Une fabrication qui met l'aluminium au bon endroit
Les bras, les palettes et le repose-talon sont en aluminium moulé puis usiné, avec une finition peinte par poudre. Un renfort à l'arrière du châssis ajoute de la rigidité sous les grosses charges de freinage. L'ensemble arrive entièrement monté dans la boîte, ce qui fait gagner du temps, et l'accès aux points de fixation a été pensé pour un montage propre sur un châssis. Ce n'est pas le pédalier le plus massif du marché, et il faut le boulonner solidement pour tirer le meilleur du frein, mais une fois bien fixé il ne bouge plus et encaisse sans broncher. Sur nos périodes d'essai en circuit, en rallye et en drift, rien n'a bougé ni pris de jeu.
Régler la dureté à son pied
C'est l'autre bonne surprise. Le pédalier est livré avec plusieurs élastomères de duretés 65, 75 et 85 Shore, plus des ressorts, ce qui ouvre un large éventail de combinaisons pour façonner la courbe de résistance du frein. On passe d'un frein souple et progressif à un frein très ferme qui demande d'appuyer fort, simplement en changeant l'ordre et la dureté des élastomères. Et tout cela se fait sans outil, à la main, avec les protège-doigts fournis. On a pris plaisir à tâtonner jusqu'à trouver notre réglage, et c'est précisément ce qui rend ce frein accessible au débutant tout en suivant un pilote qui progresse. En revanche, l'angle des palettes n'est pas réglable et la course de l'accélérateur ne se modifie pas, deux compromis qu'on accepte vu le positionnement tarifaire.
Branchement et compatibilité console
Côté raccordement, deux options. Un câble RJ12 relie le pédalier à une base Fanatec compatible via le port dédié, ou bien un câble USB le transforme en périphérique autonome sur PC. Attention à la compatibilité console, car c'est le piège classique chez Fanatec : les pédales fonctionnent sur PlayStation 4 et 5 uniquement si elles sont branchées sur une base Fanatec licenciée PlayStation, et sur Xbox One comme Series X|S seulement via une base compatible associée à un volant Fanatec licencié Xbox. En clair, ce sont la base et le volant qui décident de la console, pas le pédalier lui-même. Fanatec annonce par ailleurs une garantie de 3 ans.
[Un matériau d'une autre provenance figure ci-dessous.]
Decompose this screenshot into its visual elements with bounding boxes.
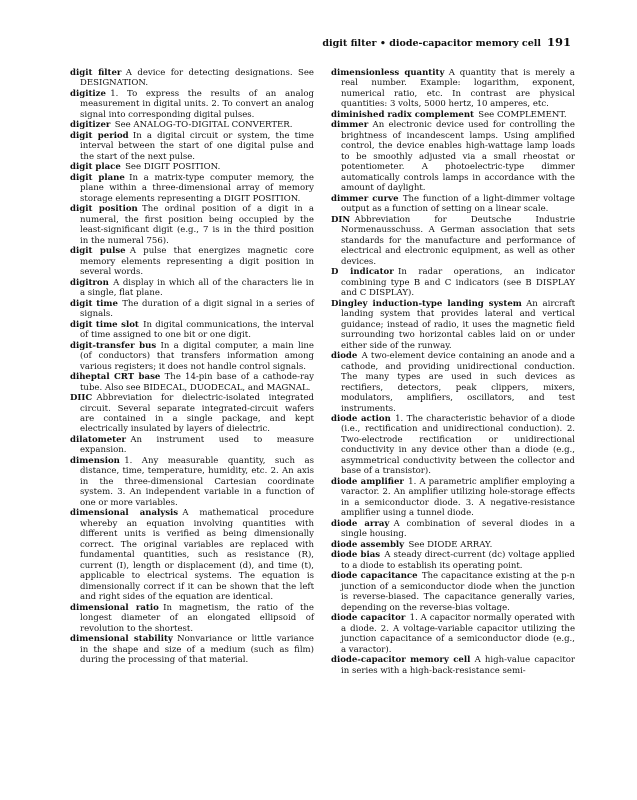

Les limites qu'on a notées
Rien de rédhibitoire, mais soyons complets. L'accélérateur manque un peu de fermeté pour les amateurs de longs relais, l'embrayage reste basique, et l'absence de réglage d'angle des palettes peut gêner sur un châssis très rigide où l'inclinaison d'usine convient mieux à un poste sur bureau. Enfin, comme tout bon frein à cellule de charge, il exige un montage rigide pour livrer toute sa constance : posé sur un support qui plie, il perd une partie de son intérêt.
Pour qui c'est le bon choix
Le CSL Elite V2 s'adresse à celui qui veut goûter au freinage à cellule de charge sans exploser son budget, et qui compte progresser sans devoir tout racheter derrière. Le frein est son argument massue, les capteurs à effet Hall assurent la longévité, et la richesse des réglages accompagne la montée en niveau. On aurait aimé un accélérateur plus consistant et un embrayage plus fin, mais au regard de ce que ce pédalier apporte en pilotage, ce sont des détails.